Série | Jessica Jones – 1ª Temporada

O formato sacramentado pela rede de streaming Netflix ao lançar a maioria de suas séries – todos os episódios disponibilizados de uma só vez em um mesmo dia – tem uma boa dose de vantagens, assim como seus problemas. A principal vantagem é que é possível estabelecer uma unidade narrativa eficiente, na qual todos os elementos são pensados e posicionados de forma a criar um grande filme de 12 horas de duração. Por outro lado, qualquer necessidade de ajuste ao longo da temporada se mostra irrelevante, já que não é possível sequer medir a resposta do público de maneira tradicional.

Jessica Jones, a nova empreitada da Netflix no universo dos super-heróis da Marvel, carrega estas duas características. Se por um lado temos uma trama redondinha, em que nada é gratuito e todos os conflitos estabelecidos são parte integrante de um contexto amplo e complexo, ao mesmo tempo, sofremos com alguns diálogos um tanto quanto equivocados, soluções inverossímeis e uma certa falta de capricho nas sequências de ação. Nada, porém, que invalide Jessica Jones como uma série absolutamente acima da média e que, assim como Demolidor, busca trabalhar uma visão mais crua e realista de um universo por si só fantástico – o que pode até parecer contraditório, mas faz todo o sentido nesta proposta desenvolvida pela Marvel e pela Netflix.

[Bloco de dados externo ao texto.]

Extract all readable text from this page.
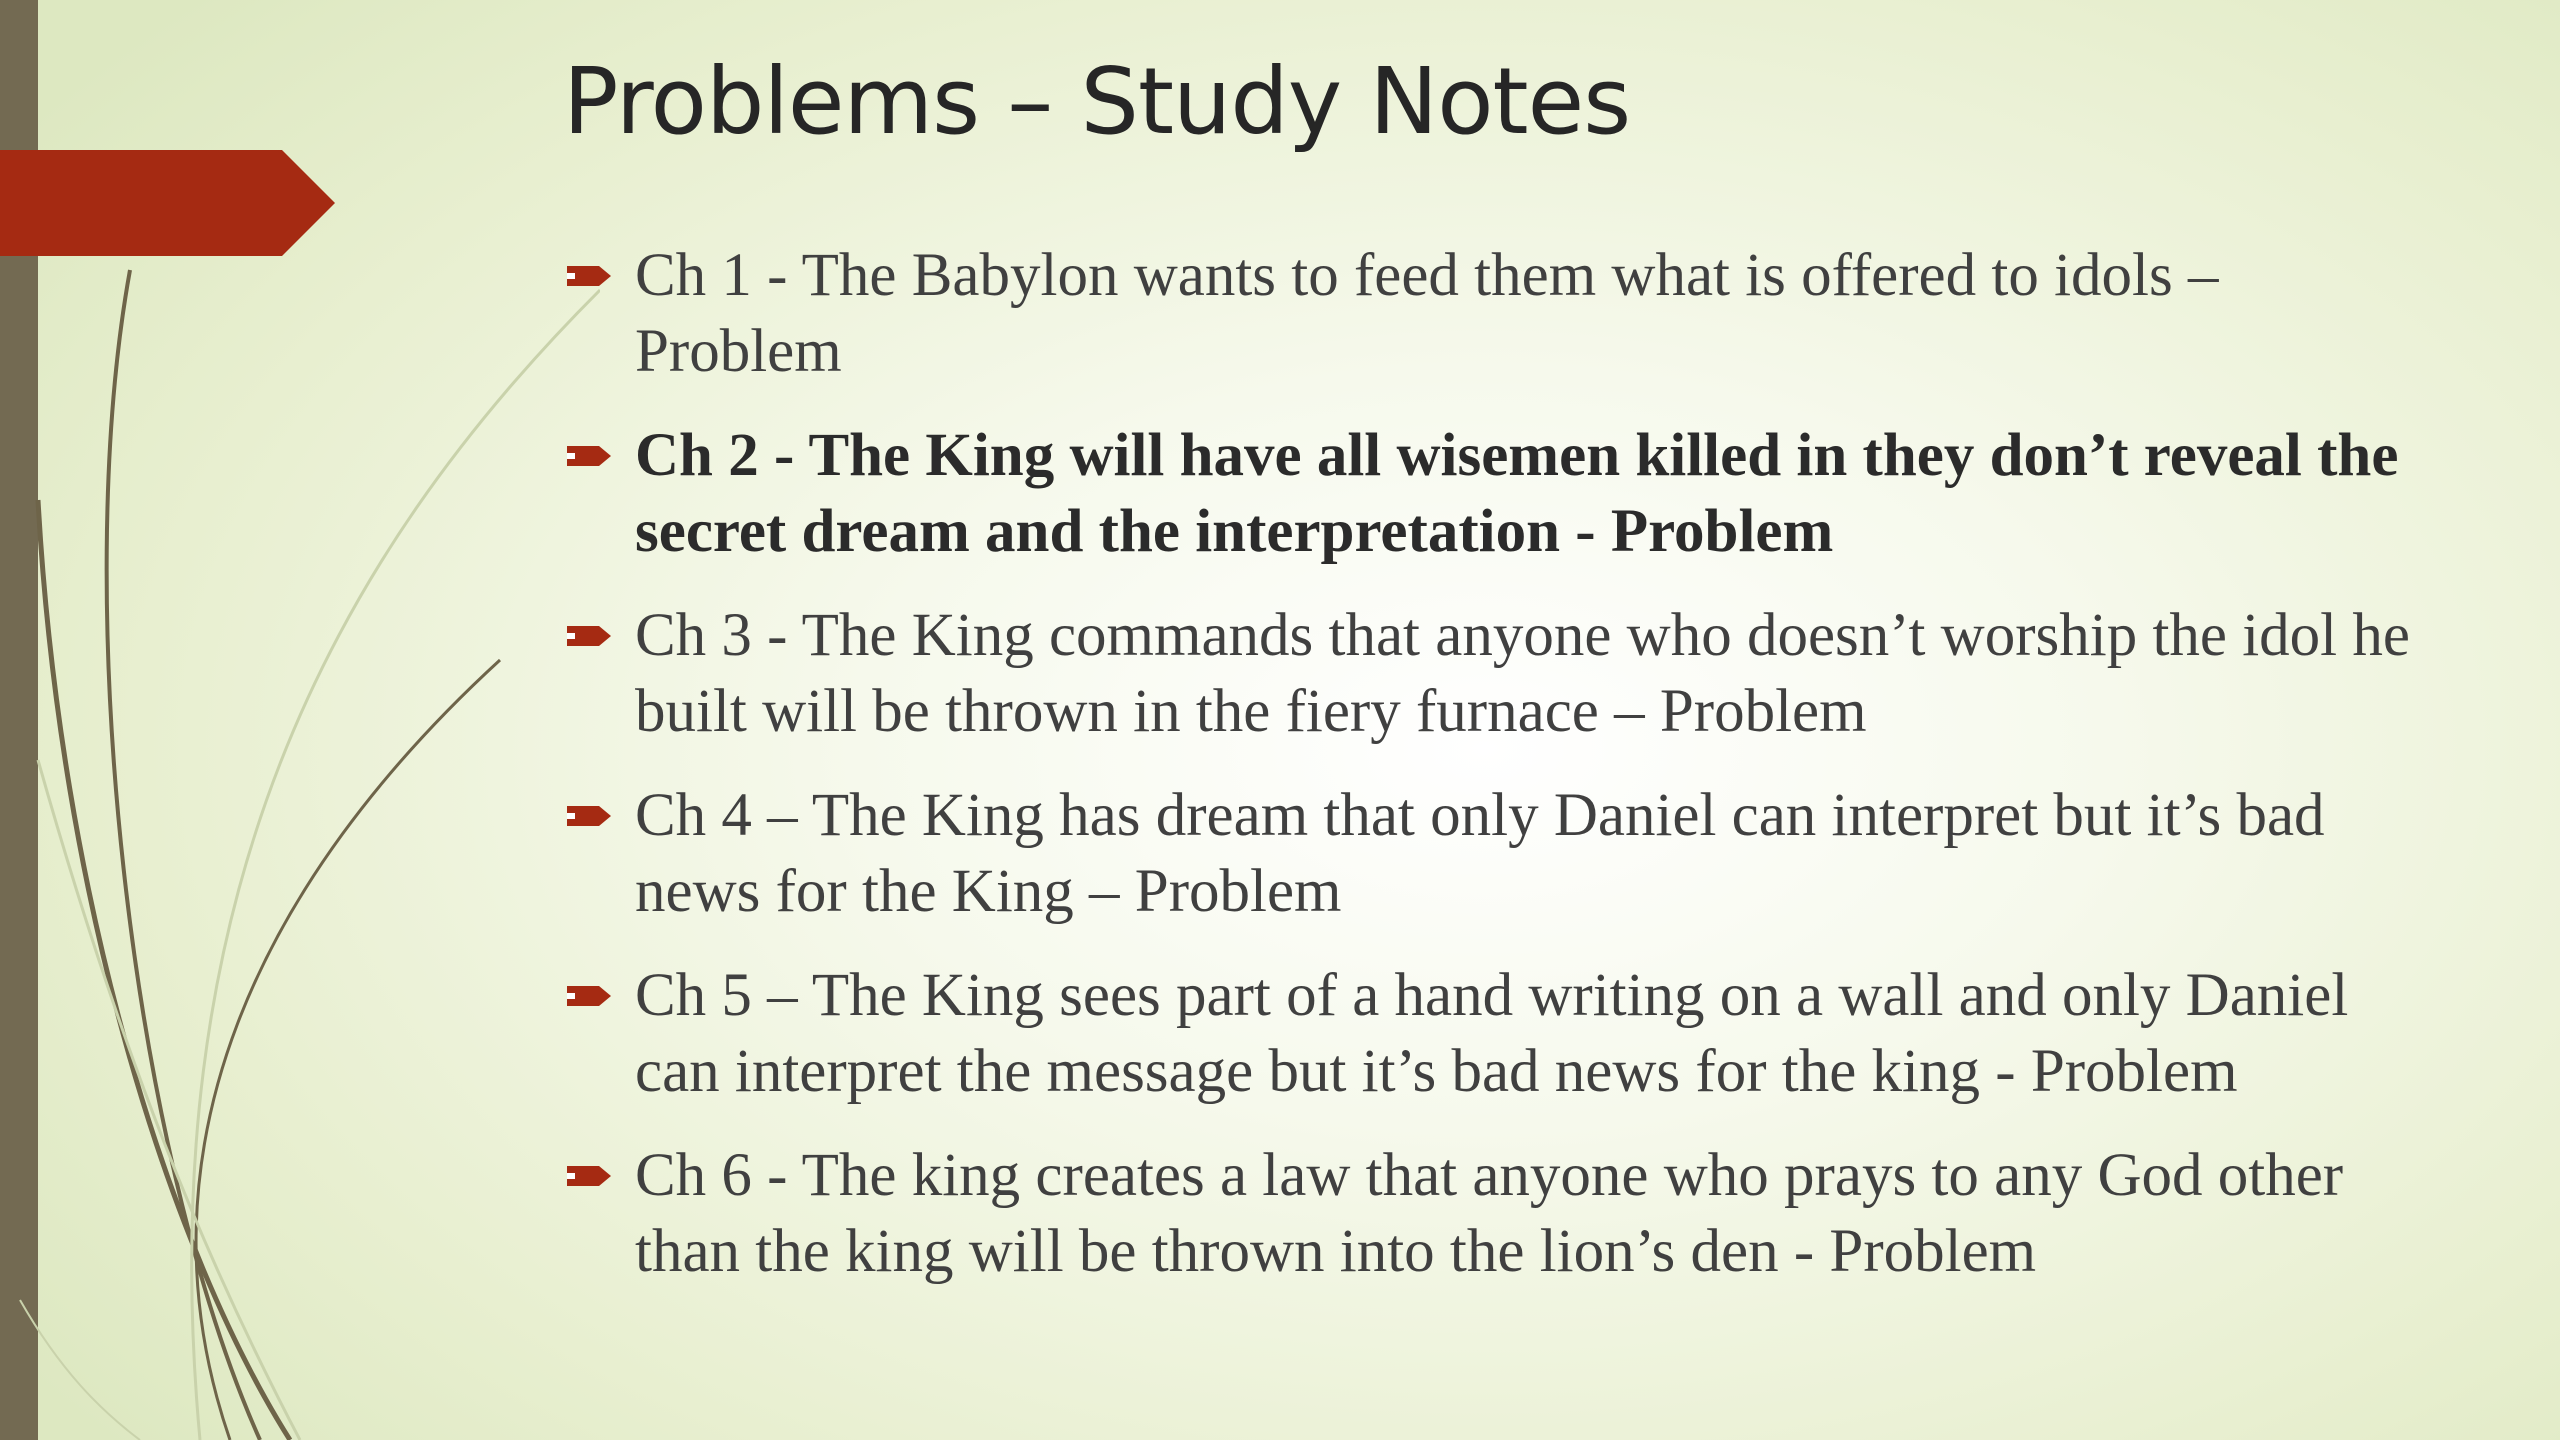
Problems – Study Notes
Ch 1 - The Babylon wants to feed them what is offered to idols – Problem
Ch 2 - The King will have all wisemen killed in they don’t reveal the secret dream and the interpretation - Problem
Ch 3 - The King commands that anyone who doesn’t worship the idol he built will be thrown in the fiery furnace – Problem
Ch 4 – The King has dream that only Daniel can interpret but it’s bad news for the King – Problem
Ch 5 – The King sees part of a hand writing on a wall and only Daniel can interpret the message but it’s bad news for the king - Problem
Ch 6 - The king creates a law that anyone who prays to any God other than the king will be thrown into the lion’s den - Problem
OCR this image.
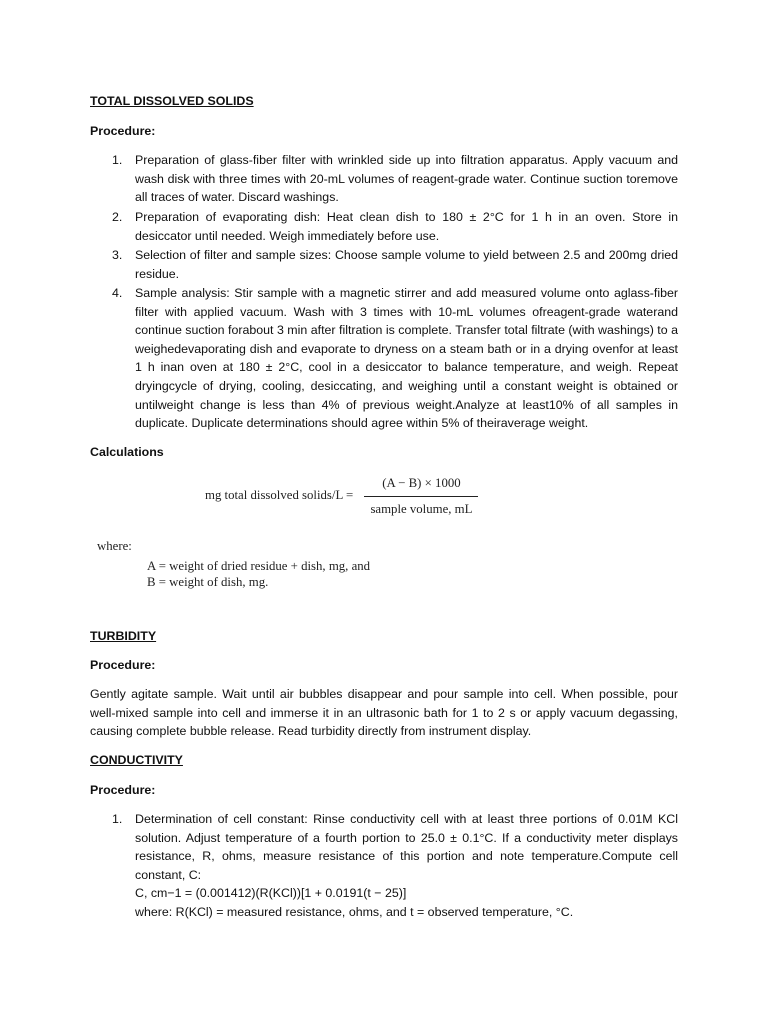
TOTAL DISSOLVED SOLIDS
Procedure:
1. Preparation of glass-fiber filter with wrinkled side up into filtration apparatus. Apply vacuum and wash disk with three times with 20-mL volumes of reagent-grade water. Continue suction toremove all traces of water. Discard washings.
2. Preparation of evaporating dish: Heat clean dish to 180 ± 2°C for 1 h in an oven. Store in desiccator until needed. Weigh immediately before use.
3. Selection of filter and sample sizes: Choose sample volume to yield between 2.5 and 200mg dried residue.
4. Sample analysis: Stir sample with a magnetic stirrer and add measured volume onto aglass-fiber filter with applied vacuum. Wash with 3 times with 10-mL volumes ofreagent-grade waterand continue suction forabout 3 min after filtration is complete. Transfer total filtrate (with washings) to a weighedevaporating dish and evaporate to dryness on a steam bath or in a drying ovenfor at least 1 h inan oven at 180 ± 2°C, cool in a desiccator to balance temperature, and weigh. Repeat dryingcycle of drying, cooling, desiccating, and weighing until a constant weight is obtained or untilweight change is less than 4% of previous weight.Analyze at least10% of all samples in duplicate. Duplicate determinations should agree within 5% of theiraverage weight.
Calculations
mg total dissolved solids/L = $\frac{(A - B) \times 1000}{\text{sample volume, mL}}$
where:
A = weight of dried residue + dish, mg, and
B = weight of dish, mg.
TURBIDITY
Procedure:

Gently agitate sample. Wait until air bubbles disappear and pour sample into cell. When possible, pour well-mixed sample into cell and immerse it in an ultrasonic bath for 1 to 2 s or apply vacuum degassing, causing complete bubble release. Read turbidity directly from instrument display.

CONDUCTIVITY
Procedure:
1. Determination of cell constant: Rinse conductivity cell with at least three portions of 0.01M KCl solution. Adjust temperature of a fourth portion to 25.0 ± 0.1°C. If a conductivity meter displays resistance, R, ohms, measure resistance of this portion and note temperature.Compute cell constant, C:
C, cm−1 = (0.001412)(R(KCl))[1 + 0.0191(t − 25)]
where: R(KCl) = measured resistance, ohms, and t = observed temperature, °C.
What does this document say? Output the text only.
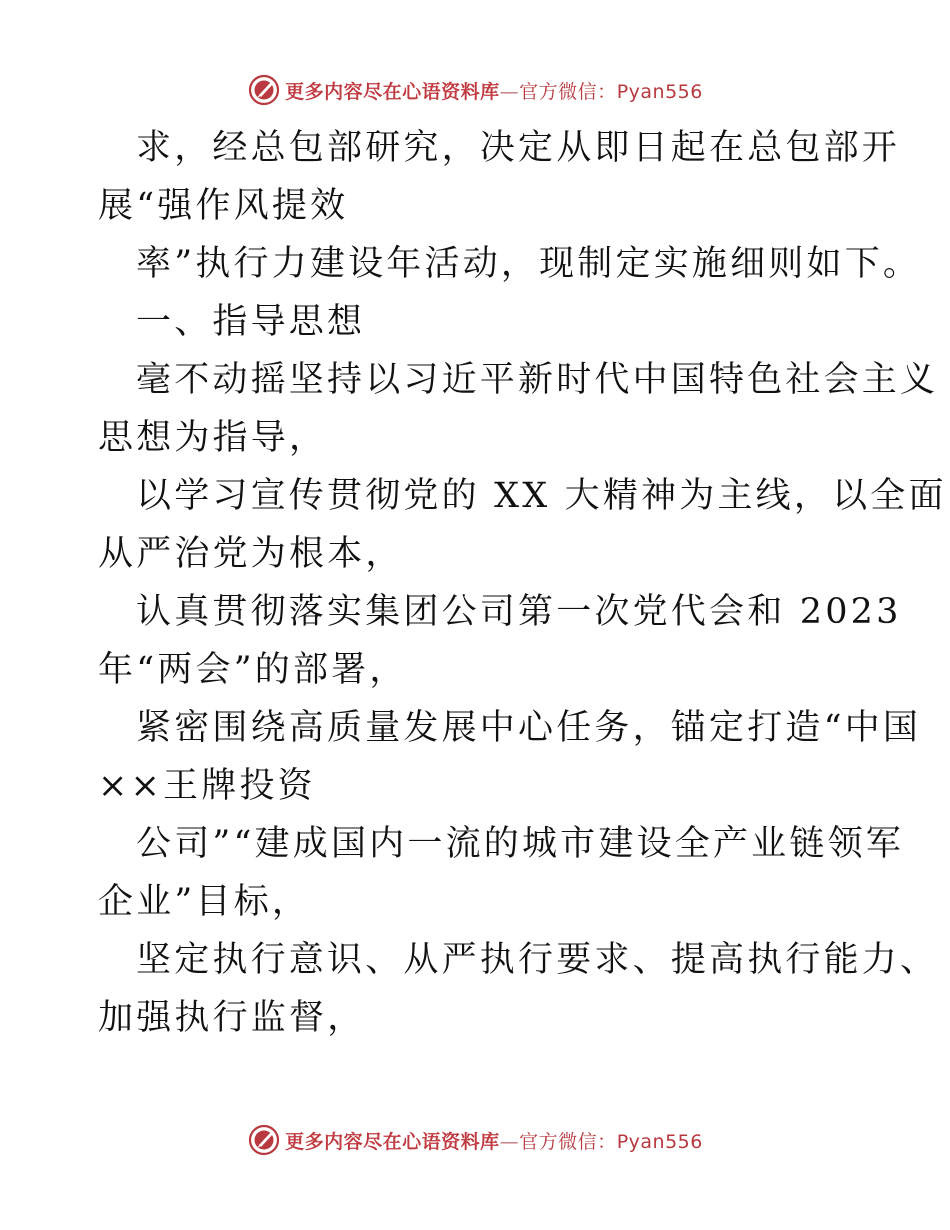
更多内容尽在心语资料库—官方微信：Pyan556
求，经总包部研究，决定从即日起在总包部开
展“强作风提效
率”执行力建设年活动，现制定实施细则如下。
一、指导思想
毫不动摇坚持以习近平新时代中国特色社会主义
思想为指导，
以学习宣传贯彻党的 XX 大精神为主线，以全面
从严治党为根本，
认真贯彻落实集团公司第一次党代会和 2023
年“两会”的部署，
紧密围绕高质量发展中心任务，锚定打造“中国
××王牌投资
公司”“建成国内一流的城市建设全产业链领军
企业”目标，
坚定执行意识、从严执行要求、提高执行能力、
加强执行监督，
更多内容尽在心语资料库—官方微信：Pyan556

Ao contrário de Matt Murdock, Jessica Jones é uma heroína ligeiramente desconhecida do grande público. Até por conta disso, os primeiros episódios da temporada despendem um bom tempo contextualizando e apresentando seus personagens. Abalada por um trauma do passado (quem nunca?) Jessica Jones é uma investigadora particular especializada em casas de adultério. É sintomático que uma personagem cuja vida social seja vazia e que busque a satisfação em uma garrafa de uísque passe seus dias buscando provas que irão eventualmente destroçar relacionamentos – assim como a porta de seu escritório, que insiste em passar boa parte da temporada quebrada.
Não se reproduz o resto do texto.